Président d’Européquipements et propriétaire des hôtels impasse Marteau, en face de la stèle commémorative, Olivier Pelat n’a pas hésité, selon ses propres termes, à «harceler» les maires Éric Lejoindre (18ème arrondissement de Paris) et Mathieu Hanotin (Saint-Denis) afin de permettre la restauration de la stèle, ainsi que le muret qui la soutient, et de planter deux oliviers et un cerisier japonais autour du monument. Le 21 avril 2022, une cérémonie réunissant des élus et des représentants d’associations d’anciens combattants et de la mémoire, fut célébrée en l’honneur de cette nuit d’horreur. 
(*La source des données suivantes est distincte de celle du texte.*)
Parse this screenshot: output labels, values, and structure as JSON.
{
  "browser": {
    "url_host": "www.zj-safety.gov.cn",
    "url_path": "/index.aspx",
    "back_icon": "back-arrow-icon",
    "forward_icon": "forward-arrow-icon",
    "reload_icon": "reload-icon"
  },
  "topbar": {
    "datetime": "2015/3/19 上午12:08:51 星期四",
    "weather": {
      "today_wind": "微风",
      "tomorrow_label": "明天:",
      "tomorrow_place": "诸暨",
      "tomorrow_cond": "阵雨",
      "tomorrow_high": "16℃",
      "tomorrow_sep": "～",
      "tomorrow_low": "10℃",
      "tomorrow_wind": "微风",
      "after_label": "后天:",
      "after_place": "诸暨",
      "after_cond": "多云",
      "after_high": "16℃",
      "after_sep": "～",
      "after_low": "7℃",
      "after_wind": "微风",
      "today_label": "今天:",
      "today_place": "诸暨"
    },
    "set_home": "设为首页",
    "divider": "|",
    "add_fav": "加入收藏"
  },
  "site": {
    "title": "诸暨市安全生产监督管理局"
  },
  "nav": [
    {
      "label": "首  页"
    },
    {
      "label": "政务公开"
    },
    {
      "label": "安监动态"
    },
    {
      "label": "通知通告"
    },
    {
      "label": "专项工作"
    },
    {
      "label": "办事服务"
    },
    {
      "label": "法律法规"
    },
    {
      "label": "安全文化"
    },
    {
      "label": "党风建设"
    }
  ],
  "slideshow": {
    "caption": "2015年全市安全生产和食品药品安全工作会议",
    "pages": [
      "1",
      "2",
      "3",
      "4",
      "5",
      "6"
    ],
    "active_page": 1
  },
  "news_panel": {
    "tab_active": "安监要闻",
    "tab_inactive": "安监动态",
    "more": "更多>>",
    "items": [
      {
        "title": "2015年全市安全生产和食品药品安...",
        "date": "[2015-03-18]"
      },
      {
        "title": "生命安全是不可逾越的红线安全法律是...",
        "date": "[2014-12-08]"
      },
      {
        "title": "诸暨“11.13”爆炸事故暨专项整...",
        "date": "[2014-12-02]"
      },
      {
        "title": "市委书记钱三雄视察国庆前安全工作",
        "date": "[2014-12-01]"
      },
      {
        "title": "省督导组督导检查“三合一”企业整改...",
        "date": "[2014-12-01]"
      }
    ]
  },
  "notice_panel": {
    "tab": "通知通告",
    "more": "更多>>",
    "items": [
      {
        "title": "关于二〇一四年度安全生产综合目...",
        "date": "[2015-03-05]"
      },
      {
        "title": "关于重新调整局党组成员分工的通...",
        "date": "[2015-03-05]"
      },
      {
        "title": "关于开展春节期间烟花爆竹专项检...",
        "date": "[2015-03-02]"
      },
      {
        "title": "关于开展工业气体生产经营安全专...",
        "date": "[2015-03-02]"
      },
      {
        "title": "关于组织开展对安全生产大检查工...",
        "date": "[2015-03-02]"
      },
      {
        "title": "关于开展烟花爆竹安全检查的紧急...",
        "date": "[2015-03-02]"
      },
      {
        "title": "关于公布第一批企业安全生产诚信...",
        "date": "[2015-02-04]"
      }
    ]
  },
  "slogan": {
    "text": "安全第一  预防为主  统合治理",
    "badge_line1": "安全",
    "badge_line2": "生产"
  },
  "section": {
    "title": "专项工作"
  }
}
Lors de leur discours, les édiles ont tout d’abord remercié Olivier Pelat pour sa contribution. Puis Éric Lejoindre a souhaité « honorer la mémoire des victimes mais aussi celle des héros et des héroïnes de cet épisode tragique, la Résistance »« Ce matin, je pense donc particulièrement à Suzanne Leclézio et Yvonne Ziegler, résistantes du 18ème arrondissement » a ajouté l’élu. Suzanne Leclézio et Yvonne Ziegler ont rejoint l’Union général des israélites de France en 1942 afin de sauver les familles juives dans le centre d’hygiène sociale du 22 rue Marcadet et ont secouru les victimes du bombardement du 21 avril. Torturées, déportées puis rescapées du camp de Ravensbrück en Allemagne, elles ont aussi leur plaque commémorative depuis 2022. «Il faut se remémorer le passé afin de mieux construire l’avenir» a résumé de son côté Olivier Pelat.

Le maire de Saint-Denis Mathieu Hanotin a également pris la parole pour rappeler « la découverte d’une des bombes non explosées sur le chantier de la Porte de la Chapelle » il y a quelques années. « Le temps passe et les témoins directs de ce drame nous ont quitté pour un grand nombre d’entre eux, a ajouté l’élu. Notre obligation morale s’en trouve donc renforcer pour nous qui n’avons pas connu la guerre (…). Nous devons à ceux qui nous ont précédés de ne pas oublier, et à nos enfants et à ceux qui nous succéderont (…), de ne pas oublier la valeur de la paix, si chèrement conquise ». 

L’actuelle guerre aux portes de l’Europe s’invite de plus en plus aux cérémonies d’hommage et dans les discours des élus, les derniers survivants de la guerre redoutant une résurgence du conflit armé sur un continent qui se croyait à l’abri et qui voient se profiler à l’horizon le « retour de l’Histoire ».